Baldi berpendapat, Aksi Kamisan Bandung saat ini telah bertransformasi menjadi ruang terbuka bagi seluruh elemen masyarakat yang ingin menyampaikan keresahannya. Gerakan ini membuka lebar pintu bagi warga Bandung dan sekitarnya untuk bersuara terkait isu kemanusiaan.
“Hal paling dasar adalah jaminan bagi masyarakat untuk hidup aman di Negeri ini. Kita tahu, setiap pergantian rezim selalu ada pelanggaran HAM. Kalau masalah yang dulu-dulu gak pernah selesai, bagaimana kita bisa hidup tenang?” katanya.
Memperingati sewindu umur aksi, para pegiat Aksi Kamisan Bandung mengusung tema "Mengeja Zaman, Membangun Semangat Zaman". Tema yang lahir dari kegelisahan di tengah situasi suram pandemi Covid-19 yang mencengkeram sejak tahun lalu. Meski semua menjadi serba sulit, Aksi Kamisan Bandung mengajak semua orang, terutama anak-anak muda, untuk tetap menjaga kewarasan dan terus menyuarakan hak-haknya.
Genap berumur satu windu, Aksi Kamisan Bandung telah terbukti mampu secara konsisten menyuarakan isu HAM, merawat ingatan atas tragedi-tragedi kemanusiaan yang belum terselesaikan. Di depan Gedung Sate, mereka diam berdiri, membaca puisi, berorasi, atau menampilkan unjuk kesenian. Turut digelar pula spanduk dan poster.

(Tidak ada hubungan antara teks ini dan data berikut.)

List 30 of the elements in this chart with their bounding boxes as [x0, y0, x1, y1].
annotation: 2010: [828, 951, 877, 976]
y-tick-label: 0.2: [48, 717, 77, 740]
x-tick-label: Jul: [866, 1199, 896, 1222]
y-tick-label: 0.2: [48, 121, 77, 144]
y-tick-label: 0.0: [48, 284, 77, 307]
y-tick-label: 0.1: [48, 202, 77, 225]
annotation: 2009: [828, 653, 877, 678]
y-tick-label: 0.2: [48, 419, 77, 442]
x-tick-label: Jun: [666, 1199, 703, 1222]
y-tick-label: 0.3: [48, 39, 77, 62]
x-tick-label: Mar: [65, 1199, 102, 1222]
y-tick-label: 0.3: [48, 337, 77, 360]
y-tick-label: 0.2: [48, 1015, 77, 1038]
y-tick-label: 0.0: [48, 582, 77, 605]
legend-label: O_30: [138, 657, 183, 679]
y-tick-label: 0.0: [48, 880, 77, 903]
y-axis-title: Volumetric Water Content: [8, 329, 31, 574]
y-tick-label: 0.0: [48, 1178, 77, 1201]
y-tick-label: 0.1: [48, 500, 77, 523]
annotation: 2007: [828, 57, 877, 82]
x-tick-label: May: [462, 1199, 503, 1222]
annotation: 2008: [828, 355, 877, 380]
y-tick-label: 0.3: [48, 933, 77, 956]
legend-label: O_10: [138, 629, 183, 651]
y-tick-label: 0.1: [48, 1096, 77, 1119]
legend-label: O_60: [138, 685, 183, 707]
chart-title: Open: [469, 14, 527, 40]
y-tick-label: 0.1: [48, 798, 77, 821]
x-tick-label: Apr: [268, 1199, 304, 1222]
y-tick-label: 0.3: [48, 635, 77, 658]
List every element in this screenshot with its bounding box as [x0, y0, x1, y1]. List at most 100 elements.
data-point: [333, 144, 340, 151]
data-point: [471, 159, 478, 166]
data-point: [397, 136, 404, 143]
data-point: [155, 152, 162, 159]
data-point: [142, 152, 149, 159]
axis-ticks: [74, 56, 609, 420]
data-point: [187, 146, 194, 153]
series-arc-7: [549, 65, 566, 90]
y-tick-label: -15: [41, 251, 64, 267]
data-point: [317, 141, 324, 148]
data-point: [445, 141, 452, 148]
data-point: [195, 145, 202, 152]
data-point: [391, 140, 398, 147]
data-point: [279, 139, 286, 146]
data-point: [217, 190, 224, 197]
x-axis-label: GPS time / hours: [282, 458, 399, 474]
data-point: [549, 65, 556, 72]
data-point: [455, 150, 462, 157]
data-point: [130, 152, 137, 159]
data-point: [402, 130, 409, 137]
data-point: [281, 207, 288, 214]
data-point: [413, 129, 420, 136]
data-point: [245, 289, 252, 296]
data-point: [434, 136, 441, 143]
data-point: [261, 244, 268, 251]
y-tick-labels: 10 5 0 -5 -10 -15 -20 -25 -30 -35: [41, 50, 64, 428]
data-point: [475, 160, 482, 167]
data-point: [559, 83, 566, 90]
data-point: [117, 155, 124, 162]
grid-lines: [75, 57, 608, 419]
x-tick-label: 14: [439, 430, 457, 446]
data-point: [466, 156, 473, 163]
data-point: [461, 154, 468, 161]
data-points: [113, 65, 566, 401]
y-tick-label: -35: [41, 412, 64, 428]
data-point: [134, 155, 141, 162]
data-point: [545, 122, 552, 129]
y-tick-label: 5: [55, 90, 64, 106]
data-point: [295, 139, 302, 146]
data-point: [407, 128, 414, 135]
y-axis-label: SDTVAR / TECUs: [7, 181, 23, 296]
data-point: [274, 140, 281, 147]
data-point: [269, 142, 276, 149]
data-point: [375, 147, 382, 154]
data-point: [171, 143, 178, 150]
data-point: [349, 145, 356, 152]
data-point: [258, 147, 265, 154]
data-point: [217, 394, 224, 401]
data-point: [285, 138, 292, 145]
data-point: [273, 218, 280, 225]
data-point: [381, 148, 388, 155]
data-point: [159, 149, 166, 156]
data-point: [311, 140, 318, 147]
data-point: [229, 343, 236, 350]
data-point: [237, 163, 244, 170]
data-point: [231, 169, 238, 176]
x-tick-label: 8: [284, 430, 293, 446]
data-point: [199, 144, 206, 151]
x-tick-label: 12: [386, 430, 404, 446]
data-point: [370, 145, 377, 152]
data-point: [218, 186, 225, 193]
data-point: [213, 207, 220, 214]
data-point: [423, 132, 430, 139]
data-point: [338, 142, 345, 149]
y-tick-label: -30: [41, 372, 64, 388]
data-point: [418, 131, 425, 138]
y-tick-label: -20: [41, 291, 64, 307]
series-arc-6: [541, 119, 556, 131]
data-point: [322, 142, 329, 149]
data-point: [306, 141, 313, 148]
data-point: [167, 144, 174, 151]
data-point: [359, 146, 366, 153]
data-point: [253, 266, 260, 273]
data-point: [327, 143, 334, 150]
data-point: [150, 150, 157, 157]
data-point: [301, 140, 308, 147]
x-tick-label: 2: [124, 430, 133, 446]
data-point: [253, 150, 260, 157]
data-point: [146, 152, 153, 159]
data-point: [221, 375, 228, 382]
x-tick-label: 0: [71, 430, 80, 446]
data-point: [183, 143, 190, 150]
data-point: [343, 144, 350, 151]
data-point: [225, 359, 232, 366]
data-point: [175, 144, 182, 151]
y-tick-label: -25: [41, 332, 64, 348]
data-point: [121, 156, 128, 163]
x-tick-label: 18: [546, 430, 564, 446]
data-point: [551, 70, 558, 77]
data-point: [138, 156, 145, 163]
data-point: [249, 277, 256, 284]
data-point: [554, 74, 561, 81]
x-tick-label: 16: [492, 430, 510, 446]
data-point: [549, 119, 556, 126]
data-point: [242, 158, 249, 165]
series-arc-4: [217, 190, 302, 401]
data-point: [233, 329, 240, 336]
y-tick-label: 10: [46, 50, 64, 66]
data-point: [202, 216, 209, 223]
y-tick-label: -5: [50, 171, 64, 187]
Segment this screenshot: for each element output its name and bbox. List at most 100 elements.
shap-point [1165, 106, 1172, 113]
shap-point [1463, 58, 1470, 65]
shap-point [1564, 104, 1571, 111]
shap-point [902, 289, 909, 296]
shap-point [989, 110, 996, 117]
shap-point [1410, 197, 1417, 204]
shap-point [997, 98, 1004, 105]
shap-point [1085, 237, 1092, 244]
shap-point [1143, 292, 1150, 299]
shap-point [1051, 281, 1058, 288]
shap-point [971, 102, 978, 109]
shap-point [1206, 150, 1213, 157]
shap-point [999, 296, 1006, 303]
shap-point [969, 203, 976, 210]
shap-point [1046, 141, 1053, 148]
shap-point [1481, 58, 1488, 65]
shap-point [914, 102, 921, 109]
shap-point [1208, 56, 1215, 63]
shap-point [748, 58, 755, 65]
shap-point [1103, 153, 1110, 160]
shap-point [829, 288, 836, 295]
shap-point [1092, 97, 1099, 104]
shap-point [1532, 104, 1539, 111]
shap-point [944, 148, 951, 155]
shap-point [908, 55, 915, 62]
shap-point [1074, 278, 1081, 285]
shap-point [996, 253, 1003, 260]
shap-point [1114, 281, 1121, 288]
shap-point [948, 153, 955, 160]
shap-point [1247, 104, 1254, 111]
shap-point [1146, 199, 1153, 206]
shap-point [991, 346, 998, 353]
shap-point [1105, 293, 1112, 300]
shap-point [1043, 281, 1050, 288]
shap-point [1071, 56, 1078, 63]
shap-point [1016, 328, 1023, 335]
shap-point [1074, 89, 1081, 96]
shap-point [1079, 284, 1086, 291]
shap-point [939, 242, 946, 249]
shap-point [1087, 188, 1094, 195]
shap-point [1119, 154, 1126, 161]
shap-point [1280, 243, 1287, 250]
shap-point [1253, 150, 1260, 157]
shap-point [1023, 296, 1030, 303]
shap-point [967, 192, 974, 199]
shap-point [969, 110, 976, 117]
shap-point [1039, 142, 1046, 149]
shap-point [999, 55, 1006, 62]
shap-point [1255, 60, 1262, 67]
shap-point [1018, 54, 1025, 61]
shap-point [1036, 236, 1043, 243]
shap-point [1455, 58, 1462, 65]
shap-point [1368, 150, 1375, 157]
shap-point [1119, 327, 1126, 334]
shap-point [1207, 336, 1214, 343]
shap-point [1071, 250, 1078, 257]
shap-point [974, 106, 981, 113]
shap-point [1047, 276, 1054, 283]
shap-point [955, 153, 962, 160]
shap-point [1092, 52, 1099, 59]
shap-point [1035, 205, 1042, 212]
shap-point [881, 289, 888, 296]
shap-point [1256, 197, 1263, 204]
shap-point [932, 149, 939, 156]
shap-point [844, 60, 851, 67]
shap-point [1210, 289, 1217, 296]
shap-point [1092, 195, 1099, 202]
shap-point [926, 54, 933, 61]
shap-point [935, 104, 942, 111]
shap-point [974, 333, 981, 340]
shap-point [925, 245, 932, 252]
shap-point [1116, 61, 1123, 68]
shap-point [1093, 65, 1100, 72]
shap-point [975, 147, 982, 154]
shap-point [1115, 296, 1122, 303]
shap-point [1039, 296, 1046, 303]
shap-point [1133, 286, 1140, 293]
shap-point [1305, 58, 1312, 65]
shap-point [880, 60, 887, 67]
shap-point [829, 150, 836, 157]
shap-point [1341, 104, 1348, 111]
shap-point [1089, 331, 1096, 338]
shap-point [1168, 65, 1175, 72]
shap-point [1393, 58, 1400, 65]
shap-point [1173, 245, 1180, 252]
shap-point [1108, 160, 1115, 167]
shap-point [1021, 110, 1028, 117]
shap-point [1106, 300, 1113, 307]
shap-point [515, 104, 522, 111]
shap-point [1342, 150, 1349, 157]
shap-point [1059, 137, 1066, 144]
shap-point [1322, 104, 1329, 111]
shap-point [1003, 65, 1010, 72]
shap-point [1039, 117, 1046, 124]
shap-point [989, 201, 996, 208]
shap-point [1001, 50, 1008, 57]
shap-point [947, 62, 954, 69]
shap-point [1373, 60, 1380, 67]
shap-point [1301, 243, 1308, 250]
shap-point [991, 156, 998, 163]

Genap berumur satu windu, warna hitam pada pakaian dan payung tidak pernah pudar. Hitam adalah simbol duka cita bagi para korban dan keluarga mereka. Gedung Sate menjadi simbol kekuasaan yang harus menuntaskan tanggung jawab mereka dalam setiap pelanggaran HAM.
“Aksi Kamisan Bandung telah menghimpun banyak gagasan dan ide perlawanan,” kata Wanggi Hoed, seniman yang jadi perintisnya. “Delapan tahun itu gak mudah.”